The court, led by a conservative chief judge, David Sentelle, said the Clean Air Act gives the EPA the right to regulate greenhouse gases. The court found that the EPA relied on scientific evidence in determining the gases pose a threat to the environment.

“That will most definitely go to the Supreme Court,” says Kathleen Hartnett White, a former chairman of the TCEQ and now with the conservative Texas Public Policy Foundation.

White said while the case was a setback, she feels “Texas is prevailing or tied” in its battle against the EPA.

“This is not just Governor Perry and Attorney General Greg Abbott saying, ‘Let’s sue ’em.’ This is the reasoned conclusion of the three commissioners at TCEQ,” White said.

The TCEQ had to fight back, “Because of extremely flawed rules and a process that eviscerates what for decades has been the state’s authority in these issues,” White told StateImpact Texas.

Former EPA Regional Chief: ‘Tremendous Waste’

“I think all this litigation that the Attorney General of the state is engaged in against the federal government and against the EPA is a tremendous waste of Texas taxpayer money,” said Al Armendariz.

Photo courtesy of EPA

Al Armendariz was the regional administrator for the EPA

Armendariz was head of the EPA’s regional office in Dallas. In April, he quit amid a controversy over his outspoken views on aggressively pursuing polluters. He was seen in a 2010 video using an analogy about “crucifying” companies caught illegally polluting. He now works for the Lone Star Sierra Club on its “Beyond Coal” campaign.

“To date, (Texas) has a very poor track record of winning in Federal court,” Armendariz told StateImpact Texas.

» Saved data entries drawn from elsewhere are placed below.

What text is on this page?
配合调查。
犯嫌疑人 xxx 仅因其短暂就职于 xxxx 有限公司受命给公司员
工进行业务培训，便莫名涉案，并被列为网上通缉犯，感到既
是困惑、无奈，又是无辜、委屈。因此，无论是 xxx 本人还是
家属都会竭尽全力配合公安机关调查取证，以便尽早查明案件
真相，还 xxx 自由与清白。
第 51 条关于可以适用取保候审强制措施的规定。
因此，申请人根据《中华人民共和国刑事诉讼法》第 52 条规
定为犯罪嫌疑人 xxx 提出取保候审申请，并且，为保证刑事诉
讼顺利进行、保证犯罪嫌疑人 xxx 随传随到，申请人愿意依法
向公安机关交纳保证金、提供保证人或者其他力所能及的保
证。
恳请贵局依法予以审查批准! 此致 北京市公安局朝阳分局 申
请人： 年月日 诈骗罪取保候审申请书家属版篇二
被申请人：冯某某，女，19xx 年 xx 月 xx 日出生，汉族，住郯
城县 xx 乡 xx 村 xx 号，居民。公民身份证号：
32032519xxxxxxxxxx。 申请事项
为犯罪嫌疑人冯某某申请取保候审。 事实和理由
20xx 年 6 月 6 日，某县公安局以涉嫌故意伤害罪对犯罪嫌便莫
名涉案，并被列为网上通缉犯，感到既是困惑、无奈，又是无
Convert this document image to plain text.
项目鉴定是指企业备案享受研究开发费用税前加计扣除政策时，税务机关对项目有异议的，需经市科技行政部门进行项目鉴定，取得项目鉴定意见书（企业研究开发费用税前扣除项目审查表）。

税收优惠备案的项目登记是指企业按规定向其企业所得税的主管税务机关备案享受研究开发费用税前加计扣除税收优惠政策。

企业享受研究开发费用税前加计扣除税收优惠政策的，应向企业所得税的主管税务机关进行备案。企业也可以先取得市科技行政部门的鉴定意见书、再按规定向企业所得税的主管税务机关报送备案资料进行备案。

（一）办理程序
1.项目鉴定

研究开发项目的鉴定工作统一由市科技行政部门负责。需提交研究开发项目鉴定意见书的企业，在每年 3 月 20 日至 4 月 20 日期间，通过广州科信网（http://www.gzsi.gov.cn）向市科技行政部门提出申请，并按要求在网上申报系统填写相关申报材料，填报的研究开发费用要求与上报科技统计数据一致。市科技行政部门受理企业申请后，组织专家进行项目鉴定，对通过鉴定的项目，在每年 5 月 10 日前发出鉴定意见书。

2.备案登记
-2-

“The good news about the victories of the EPA is that Texans will enjoy the same public health protections as everybody else in the country, despite the best efforts of Attorney General Abbott or the TCEQ commissioners.”

Abbott declined our request to be interviewed. But one of those news releases on his office’s website attacks Armendariz.

Abbott said Armendariz’s “crucify” comment showed how the Obama Administration “is more worried about aggressively advancing its radical agenda (than) fostering job growth … Not only has this flawed and reckless approach forced Texas into unnecessary litigation against the Obama Administration, but worse, it has imposed unnecessary burdens on the very businesses and employers that are responsible for creating new jobs.”

Why Greg Abbott Can’t Lose

If the EPA prevails in court more times than Texas, has Abbott lost? Not at all, says Mark Jones at Rice University.

Dave Fehling/StateImpact

Mark Jones at Rice University

“The importance for Greg Abbott is not so much winning the battles, it’s that he’s fighting them,” Jones told StateImpact.

Jones expects Abbott to run for governor and says his anti-EPA message is targeted at conservative voters.

“Really, Greg Abbott can’t lose. If he wins the case, great, Texas policy prevails over federal policy. If he loses, he’s still gone on record as trying to defend Texas from bad policies from DC and the encroachment of an Obama federal government.”